ABD’den fotoğraf çekmek için İstanbul’a gelen Sarai Sierra, 22 Ocak 2013’te kayboldu, yapılan çalışmalar sonucunda Sierra’nın cesedi 2 Şubat 2013’te Sarayburnu’ndaki surlarda bir dehlizde bulundu. Polisin günler süren araştırması sonucunda katil zanlısı olarak Ziya Tasalı’ya ulaşıldı.

Firar eden Tasalı, 17 Mart 2013’te Hatay’da yakalanıp tutuklandı. İstanbul Cumhuriyet Savcısı Hüseyin Kaplan tarafından hazırlanan iddianamede, Tasalı hakkında “canavarca hisle öldürmek” suçundan ağırlaştırılmış müebbet, “cinsel saldırı ve nitelikli hırsızlık” suçlarından 5 yıldan 14 yıla kadar hapis cezası istendi.

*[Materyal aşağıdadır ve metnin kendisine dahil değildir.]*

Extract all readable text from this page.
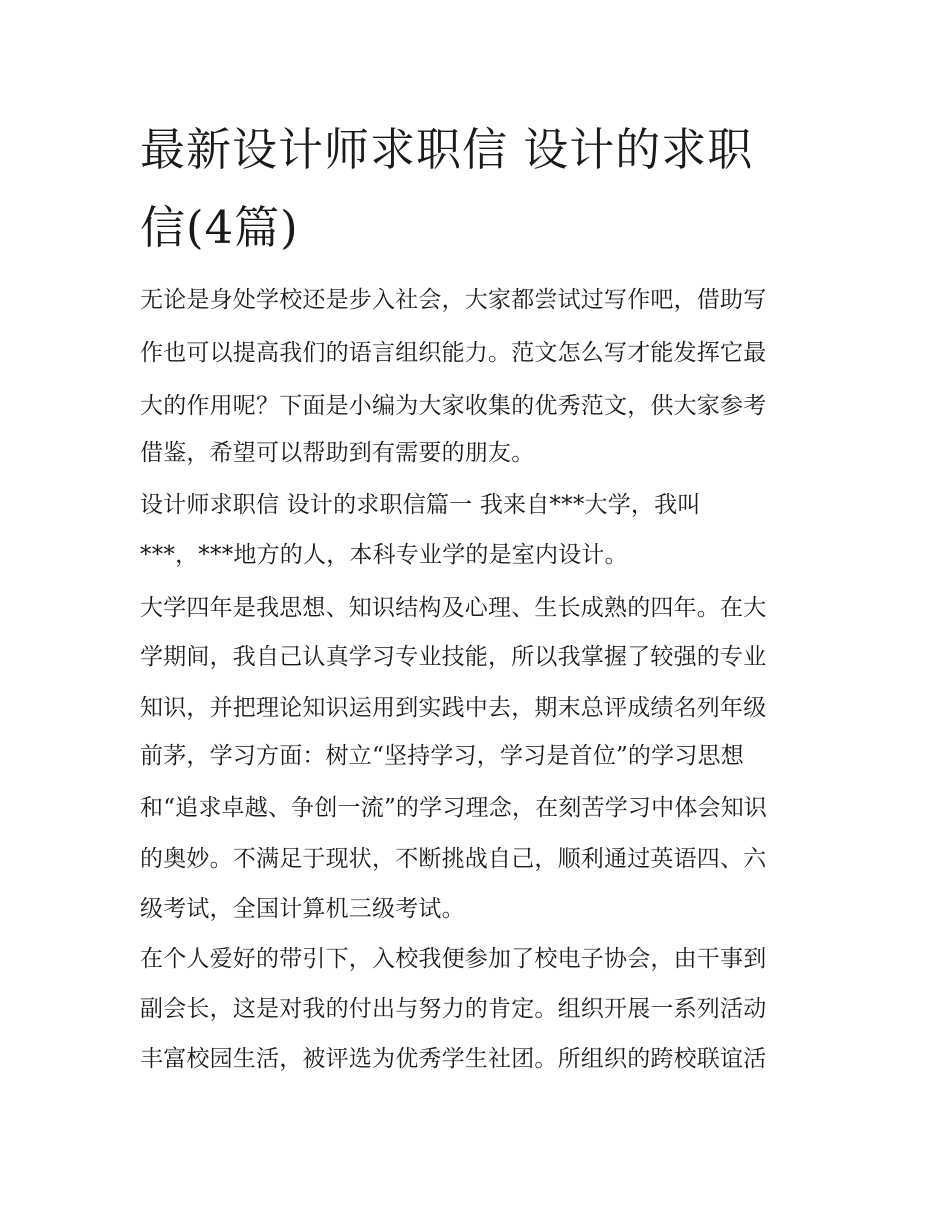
最新设计师求职信 设计的求职
信(4篇)
无论是身处学校还是步入社会，大家都尝试过写作吧，借助写
作也可以提高我们的语言组织能力。范文怎么写才能发挥它最
大的作用呢？下面是小编为大家收集的优秀范文，供大家参考
借鉴，希望可以帮助到有需要的朋友。
设计师求职信 设计的求职信篇一 我来自***大学，我叫
***，***地方的人，本科专业学的是室内设计。
大学四年是我思想、知识结构及心理、生长成熟的四年。在大
学期间，我自己认真学习专业技能，所以我掌握了较强的专业
知识，并把理论知识运用到实践中去，期末总评成绩名列年级
前茅，学习方面：树立“坚持学习，学习是首位”的学习思想
和“追求卓越、争创一流”的学习理念，在刻苦学习中体会知识
的奥妙。不满足于现状，不断挑战自己，顺利通过英语四、六
级考试，全国计算机三级考试。
在个人爱好的带引下，入校我便参加了校电子协会，由干事到
副会长，这是对我的付出与努力的肯定。组织开展一系列活动
丰富校园生活，被评选为优秀学生社团。所组织的跨校联谊活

“HAYATIM BİR DAHA 22 OCAK GECESİ GELEN TELEFONDAN ÖNCESİ GİBİ OLMAYACAK”

İstanbul 5. Ağır Ceza Mahkemesi’nde ilk duruşması 3 Eylül’de görülecek dava öncesi Sarai Sierra’nın annesi Betziada Jimenez ve erkek kardeşi David Jimenez, ayrı iki mektubu ailenin Türkiye’deki Avukatı Ceren Şarman'la paylaştı. Katil zanlısı Tasalı’ya seslenen aile, mahkeme dosyasına da girecek olan mektup yazdı.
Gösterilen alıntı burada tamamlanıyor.